Lewiston-Auburn has the highest concentration of sub-prime loans of any metropolitan area in Maine, said CEI.

“The real unlevel playing field is not between state-charted lenders and federally-charted lenders; the real unlevel playing field is between responsible lenders and predatory lenders,” Cummings said in September. “Strong predatory lending laws ensure that victims of predatory lending don’t lose their right to defend their home against foreclosure in a court of law by relegating them to costly, and often one-sided, arbitration.”

Foreclosed

For most of 2006, Colorado was the state with the highest residential foreclosure rate in the nation, according to RealtyTrac. Colorado had one new foreclosure filing for every 376 households in December.

In New England, Maine had the highest rate of subprime mortagages entering foreclosure, according to CEI. From mortgages issued in 1999, the report said, 21 percent were foreclosed upon by 2005. The study also found sub-prime loans are 11 times more likely to enter foreclosure, compared to prime loans issued by traditional lenders.

And the worst might be yet to come.

“National trends suggest that foreclosure rates in Maine will likely increase again in the next few years,” the study stated. “Low interest rates and a refinancing boom have possibly delayed foreclosures in Maine.”

Tell-tale signs of predatory lending are aggressive sales tactics, hidden fees and pre-payment penalties, and tactics like steering – pushing borrowers toward higher-priced loans – and flipping, the practice of continually refinancing without offering a tangible benefit. CEI described flipping as a method to sponge fees and penalties from borrowers.

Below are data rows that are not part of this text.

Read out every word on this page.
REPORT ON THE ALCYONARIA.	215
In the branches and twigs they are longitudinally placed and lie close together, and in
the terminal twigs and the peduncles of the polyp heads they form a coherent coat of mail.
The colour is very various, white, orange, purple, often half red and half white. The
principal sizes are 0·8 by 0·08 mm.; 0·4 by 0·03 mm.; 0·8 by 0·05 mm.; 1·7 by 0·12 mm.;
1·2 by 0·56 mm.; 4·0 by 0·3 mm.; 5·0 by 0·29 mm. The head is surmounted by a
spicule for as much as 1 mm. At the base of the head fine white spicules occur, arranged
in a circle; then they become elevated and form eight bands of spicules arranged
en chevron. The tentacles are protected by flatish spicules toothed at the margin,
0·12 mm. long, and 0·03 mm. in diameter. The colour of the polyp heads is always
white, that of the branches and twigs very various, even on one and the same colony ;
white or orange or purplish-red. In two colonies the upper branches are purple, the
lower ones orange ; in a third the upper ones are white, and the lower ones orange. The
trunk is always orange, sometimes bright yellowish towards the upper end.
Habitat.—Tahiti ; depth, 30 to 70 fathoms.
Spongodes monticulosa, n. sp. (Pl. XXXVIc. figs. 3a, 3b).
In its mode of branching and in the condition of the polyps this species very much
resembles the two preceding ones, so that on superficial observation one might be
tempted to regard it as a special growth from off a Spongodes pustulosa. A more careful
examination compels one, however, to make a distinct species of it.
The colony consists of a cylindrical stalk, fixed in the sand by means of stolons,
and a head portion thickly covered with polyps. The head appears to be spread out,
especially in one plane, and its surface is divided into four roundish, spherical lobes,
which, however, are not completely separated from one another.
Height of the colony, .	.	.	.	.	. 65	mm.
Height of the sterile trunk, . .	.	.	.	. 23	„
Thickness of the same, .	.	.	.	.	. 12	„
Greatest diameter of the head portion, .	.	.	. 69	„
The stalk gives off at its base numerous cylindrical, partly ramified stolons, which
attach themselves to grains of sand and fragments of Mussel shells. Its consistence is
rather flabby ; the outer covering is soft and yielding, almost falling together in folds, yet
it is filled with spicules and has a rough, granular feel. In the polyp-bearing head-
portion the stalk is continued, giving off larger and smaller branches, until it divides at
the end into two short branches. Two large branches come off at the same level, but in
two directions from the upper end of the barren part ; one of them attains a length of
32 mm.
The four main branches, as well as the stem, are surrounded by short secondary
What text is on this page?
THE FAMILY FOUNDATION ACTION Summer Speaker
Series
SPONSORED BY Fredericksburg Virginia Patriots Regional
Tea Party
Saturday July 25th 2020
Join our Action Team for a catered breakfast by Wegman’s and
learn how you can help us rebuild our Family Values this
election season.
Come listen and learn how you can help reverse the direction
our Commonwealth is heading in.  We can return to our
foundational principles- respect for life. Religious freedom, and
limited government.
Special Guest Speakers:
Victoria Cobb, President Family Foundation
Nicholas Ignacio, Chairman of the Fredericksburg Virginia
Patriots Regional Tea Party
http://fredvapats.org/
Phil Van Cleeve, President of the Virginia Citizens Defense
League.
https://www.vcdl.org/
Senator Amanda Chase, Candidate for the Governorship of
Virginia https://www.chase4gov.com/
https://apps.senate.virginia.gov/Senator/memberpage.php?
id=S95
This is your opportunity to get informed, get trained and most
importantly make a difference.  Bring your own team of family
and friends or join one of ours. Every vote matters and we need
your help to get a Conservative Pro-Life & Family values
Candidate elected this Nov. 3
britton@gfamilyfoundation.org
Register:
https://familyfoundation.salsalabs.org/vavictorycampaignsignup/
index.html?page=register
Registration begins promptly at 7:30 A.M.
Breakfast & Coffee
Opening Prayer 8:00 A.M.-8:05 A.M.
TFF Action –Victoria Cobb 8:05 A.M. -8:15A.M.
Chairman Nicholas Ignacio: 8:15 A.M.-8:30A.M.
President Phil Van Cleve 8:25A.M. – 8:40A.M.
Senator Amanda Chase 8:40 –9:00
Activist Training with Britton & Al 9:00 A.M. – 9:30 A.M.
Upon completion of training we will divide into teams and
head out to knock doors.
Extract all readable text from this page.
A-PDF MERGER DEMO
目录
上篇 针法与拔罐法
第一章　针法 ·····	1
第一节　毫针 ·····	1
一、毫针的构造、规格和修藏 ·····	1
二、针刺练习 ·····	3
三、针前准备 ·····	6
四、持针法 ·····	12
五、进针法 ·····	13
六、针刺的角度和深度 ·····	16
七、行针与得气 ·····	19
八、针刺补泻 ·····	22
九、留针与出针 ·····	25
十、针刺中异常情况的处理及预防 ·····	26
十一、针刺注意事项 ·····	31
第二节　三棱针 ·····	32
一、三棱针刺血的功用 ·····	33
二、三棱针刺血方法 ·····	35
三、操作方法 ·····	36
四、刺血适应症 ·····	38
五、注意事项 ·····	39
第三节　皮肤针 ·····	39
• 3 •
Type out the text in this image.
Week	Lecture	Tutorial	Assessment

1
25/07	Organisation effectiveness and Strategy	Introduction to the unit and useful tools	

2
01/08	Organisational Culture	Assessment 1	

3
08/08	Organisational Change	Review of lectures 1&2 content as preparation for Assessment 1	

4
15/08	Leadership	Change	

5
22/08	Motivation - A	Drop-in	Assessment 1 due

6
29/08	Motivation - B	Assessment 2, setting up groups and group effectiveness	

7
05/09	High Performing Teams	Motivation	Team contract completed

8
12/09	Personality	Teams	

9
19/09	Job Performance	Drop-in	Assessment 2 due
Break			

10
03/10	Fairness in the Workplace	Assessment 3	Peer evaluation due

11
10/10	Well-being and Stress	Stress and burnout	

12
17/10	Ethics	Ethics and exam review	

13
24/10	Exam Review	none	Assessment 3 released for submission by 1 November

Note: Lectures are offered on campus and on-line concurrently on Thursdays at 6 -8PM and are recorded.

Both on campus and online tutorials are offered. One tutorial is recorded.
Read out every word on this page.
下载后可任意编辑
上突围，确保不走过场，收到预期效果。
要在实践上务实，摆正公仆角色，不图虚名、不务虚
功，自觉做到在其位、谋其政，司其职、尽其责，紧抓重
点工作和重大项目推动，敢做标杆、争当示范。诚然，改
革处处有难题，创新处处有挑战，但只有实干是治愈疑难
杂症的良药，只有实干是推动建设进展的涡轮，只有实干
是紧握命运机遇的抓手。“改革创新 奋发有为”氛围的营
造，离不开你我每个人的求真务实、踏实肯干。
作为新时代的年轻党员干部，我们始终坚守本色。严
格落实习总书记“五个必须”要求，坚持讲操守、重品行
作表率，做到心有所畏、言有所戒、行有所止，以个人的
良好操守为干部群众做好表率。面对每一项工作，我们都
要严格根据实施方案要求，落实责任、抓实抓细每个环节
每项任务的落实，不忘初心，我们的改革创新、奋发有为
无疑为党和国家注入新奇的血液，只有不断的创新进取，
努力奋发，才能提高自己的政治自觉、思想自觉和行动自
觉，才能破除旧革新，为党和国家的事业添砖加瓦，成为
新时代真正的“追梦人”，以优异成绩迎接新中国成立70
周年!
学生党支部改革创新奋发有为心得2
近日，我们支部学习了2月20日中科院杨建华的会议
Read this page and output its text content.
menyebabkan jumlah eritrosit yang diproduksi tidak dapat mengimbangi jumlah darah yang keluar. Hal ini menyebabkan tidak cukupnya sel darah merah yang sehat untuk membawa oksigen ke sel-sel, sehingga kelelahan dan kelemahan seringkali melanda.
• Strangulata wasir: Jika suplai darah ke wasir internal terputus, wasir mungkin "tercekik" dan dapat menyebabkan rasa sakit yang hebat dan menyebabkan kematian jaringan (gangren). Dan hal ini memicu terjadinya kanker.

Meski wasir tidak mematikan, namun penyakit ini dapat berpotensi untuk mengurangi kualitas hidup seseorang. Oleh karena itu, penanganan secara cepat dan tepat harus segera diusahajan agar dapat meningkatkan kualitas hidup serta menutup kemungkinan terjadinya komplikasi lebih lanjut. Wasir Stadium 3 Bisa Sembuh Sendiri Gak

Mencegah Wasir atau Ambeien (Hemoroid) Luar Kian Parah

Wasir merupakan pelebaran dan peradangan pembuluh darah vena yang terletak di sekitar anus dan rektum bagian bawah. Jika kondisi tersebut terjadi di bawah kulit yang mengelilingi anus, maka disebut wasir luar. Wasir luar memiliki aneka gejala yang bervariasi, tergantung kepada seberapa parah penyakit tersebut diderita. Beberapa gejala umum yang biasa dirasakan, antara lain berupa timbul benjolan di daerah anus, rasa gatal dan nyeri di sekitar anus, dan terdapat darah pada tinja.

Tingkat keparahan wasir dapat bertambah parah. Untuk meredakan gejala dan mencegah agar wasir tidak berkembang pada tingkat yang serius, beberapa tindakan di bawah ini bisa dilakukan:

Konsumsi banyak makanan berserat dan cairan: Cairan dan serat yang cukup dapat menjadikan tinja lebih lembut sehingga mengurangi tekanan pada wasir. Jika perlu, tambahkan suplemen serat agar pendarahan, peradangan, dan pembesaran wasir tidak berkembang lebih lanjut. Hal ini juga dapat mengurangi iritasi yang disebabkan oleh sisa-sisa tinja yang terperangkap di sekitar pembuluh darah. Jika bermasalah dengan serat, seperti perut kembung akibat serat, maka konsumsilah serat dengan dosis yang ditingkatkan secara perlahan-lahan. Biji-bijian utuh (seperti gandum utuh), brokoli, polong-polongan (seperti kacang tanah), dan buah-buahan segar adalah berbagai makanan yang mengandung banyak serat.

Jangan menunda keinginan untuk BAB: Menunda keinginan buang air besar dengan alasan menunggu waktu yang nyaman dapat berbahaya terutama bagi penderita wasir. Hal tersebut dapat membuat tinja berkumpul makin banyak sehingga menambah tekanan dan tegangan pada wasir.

Maine, along with 46 other states, sued two national lenders – Beneficial Finance Corporation and Household Finance Corporation – in 2003 for predatory practices, which was settled for $484 million of which Mainers were eligible for $1.6 million. In January 2006, a similiar suit against Ameriquest was settled for $295 million.

The Eichers, in Nebraska, and a dozen other homeowners who sued Mid-America said they never had a chance to read the Mid-America loan documents before signing them because Bloemer and Hollingshead rushed them through the process.

One of the other people who successfully sued Mid-America, Steven Starman, said he realizes now he should have read the documents carefully instead of relying on oral explanations.

“I made decisions based on what I was told,” Starman said. “They tell you what you want to hear.”

Renuart and groups that track foreclosures worry that many more Americans could fall victim to fraud because the number of adjustable-rate and interest-only mortgages taken out in recent years will likely contribute to a jump in the number of foreclosures when loan payments adjust upward.

RealtyTrac said 109,652 homes across the nation entered some stage of foreclosure in December, a nearly 9 percent drop from the previous month, but an increase of 35 percent from December 2005. The company reported a national foreclosure rate of one new foreclosure filing for every 1,055 U.S. households.

And the Center for Responsible Lending issued a report in December predicting 2.2 million foreclosures in the coming years among homeowners with so-called sub-prime loans, which are loans offered at rates higher than the prime rate and that are aimed at people with poor credit ratings.

Moving on

The Eichers are now trying to sell their home because during four years of litigation, the house developed a roof leak they couldn’t afford to fix. Their insurance company refused to pay for the repairs after the lawsuit was settled, partly because it had already paid Bloemer $1,080 to repair the roof, which was never done.

The Eichers did receive $1,080 as a result of the lawsuit, but Delores Eicher estimates that the needed repairs might cost more than $30,000 now. The couple moved out of their home in November and hope someone will buy it before March, so they can pay off the mortgage and possibly other debts as part of a personal bankruptcy.

“We just want to sell the house and get everything cleared up,” Eicher said.